Et oui qui l’aurait cru ? Le pérou, ne se résume pas qu’au trio riz, poisson et Pisco (le fameux alcool du pays). Lors de notre séjour, nous avons donc tenté de découvrir ce que c’était de manger péruvien. Des plats locaux sous leurs différentes formes au classiques européens, nous n’avons pas pu tout essayer, car d’après wikipedia, plus de 491 plats composent la gastronomie « typiquement » péruvienne, sans compter les plats importés d’autres pays ! De plus le Pérou possédant une topographie atypique (une chaîne de montagne : les Andes, bordée par le Pacifique à l’ouest, et l’Amazonie, à l’est) on distingue trois types de cuisine : celle de la Costa (la côte), de la Sierra (la montagne) et de la Selva (la forêt). N’ayant pas eu l’occasion de nous aventurer dans l’Amazonie, nous ne parlerons que des deux premiers.

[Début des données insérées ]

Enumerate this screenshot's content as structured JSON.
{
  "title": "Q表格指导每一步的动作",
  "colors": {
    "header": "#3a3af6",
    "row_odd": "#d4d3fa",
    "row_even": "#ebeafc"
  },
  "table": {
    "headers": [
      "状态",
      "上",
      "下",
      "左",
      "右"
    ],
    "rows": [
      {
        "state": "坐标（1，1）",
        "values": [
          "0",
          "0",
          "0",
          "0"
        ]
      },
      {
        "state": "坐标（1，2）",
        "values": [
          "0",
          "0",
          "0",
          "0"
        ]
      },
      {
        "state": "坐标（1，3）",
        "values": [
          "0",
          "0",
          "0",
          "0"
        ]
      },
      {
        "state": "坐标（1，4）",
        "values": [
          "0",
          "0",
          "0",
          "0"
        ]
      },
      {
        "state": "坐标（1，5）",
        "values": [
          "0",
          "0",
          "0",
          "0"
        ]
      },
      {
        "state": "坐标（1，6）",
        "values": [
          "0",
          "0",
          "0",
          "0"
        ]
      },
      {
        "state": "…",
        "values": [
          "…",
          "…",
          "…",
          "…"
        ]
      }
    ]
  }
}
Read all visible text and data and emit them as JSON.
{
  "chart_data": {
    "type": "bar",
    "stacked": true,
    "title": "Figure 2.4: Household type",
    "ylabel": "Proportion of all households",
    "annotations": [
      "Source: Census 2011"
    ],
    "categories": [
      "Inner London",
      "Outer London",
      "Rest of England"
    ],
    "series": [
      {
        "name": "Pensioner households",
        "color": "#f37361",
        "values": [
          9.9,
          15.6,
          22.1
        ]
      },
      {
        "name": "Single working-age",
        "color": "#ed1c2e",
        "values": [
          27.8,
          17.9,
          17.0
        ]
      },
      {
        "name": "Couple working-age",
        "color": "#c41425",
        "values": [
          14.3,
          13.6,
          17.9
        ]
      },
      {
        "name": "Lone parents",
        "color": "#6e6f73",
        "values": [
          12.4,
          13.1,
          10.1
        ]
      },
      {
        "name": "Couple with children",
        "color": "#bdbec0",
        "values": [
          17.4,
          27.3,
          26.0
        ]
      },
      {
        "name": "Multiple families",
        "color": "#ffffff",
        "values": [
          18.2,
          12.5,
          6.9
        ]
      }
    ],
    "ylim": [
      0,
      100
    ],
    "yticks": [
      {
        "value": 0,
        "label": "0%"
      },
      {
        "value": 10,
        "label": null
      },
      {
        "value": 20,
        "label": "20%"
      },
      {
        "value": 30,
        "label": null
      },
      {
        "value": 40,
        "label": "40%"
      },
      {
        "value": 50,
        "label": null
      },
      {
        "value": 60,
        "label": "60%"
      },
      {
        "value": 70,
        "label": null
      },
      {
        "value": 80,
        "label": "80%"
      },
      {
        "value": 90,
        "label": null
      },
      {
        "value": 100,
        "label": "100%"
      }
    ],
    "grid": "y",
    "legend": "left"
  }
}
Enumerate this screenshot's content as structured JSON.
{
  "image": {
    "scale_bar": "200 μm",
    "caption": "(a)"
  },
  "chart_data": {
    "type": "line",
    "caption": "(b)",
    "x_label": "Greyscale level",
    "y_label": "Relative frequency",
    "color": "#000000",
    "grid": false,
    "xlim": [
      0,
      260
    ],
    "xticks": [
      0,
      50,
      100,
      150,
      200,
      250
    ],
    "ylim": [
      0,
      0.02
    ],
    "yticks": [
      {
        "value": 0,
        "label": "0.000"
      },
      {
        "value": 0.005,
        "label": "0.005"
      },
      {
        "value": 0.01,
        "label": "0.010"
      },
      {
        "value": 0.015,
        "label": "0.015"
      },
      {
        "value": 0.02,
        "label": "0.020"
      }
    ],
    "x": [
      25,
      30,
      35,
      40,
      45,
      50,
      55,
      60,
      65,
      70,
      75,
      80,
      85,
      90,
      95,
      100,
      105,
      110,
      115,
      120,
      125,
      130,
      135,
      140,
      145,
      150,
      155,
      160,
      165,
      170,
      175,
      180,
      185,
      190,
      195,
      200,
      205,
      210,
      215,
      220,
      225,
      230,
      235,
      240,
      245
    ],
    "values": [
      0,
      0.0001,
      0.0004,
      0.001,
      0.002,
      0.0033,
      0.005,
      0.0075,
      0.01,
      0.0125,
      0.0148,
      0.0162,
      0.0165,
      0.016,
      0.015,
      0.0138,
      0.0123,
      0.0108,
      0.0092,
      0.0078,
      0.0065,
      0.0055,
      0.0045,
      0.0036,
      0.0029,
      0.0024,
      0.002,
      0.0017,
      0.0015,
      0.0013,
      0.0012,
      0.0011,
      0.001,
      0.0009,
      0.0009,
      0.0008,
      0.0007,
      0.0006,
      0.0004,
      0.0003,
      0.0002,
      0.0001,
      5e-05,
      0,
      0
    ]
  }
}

De Lima à Cusco, en passant par Paracas, Ollantaytambo, et j’en passe, voici notre « initiation » à la gastronomie péruvienne.

 

Préambule : L’arme du crime

Quitte à faire un reportage sur la gastronomie, autant l’accompagner de photos afin de donner encore plus l’eau à la bouche ! Une petite parenthèse photographique s’impose alors. Pour photographier les plats, nous avons utilisé notre petit hybride le Panasonic GX7, équipé de l’objectif à focale fixe de 20mm. Ce dernier est d’une grande netteté et offre des images très piquées. De plus, étant très lumineux (f/1.7) il permet de se passer du flash. Ainsi en plus de ne pas embêter les autres clients,  on évite également les reflets indésirables, et cela permet de capturer des couleurs plus vives et plus fidèles. Un inconvénient toutefois avec cet objectif : pour la rue, je le trouve parfait, mais pour prendre des plats, il a un « angle de champ » un poil trop réduit.  Comprenez là que je devais souvent me reculer sur ma chaise pour faire rentrer l’assieste et les verres sur la photo, donnant lieu à des contorsions parfois cocasses dans les restaurants. En ce sens, une 17mm aurait été plus appropriée. Voilà, sauf précision, toutes les photos ont été prises avec la bête ci-dessous !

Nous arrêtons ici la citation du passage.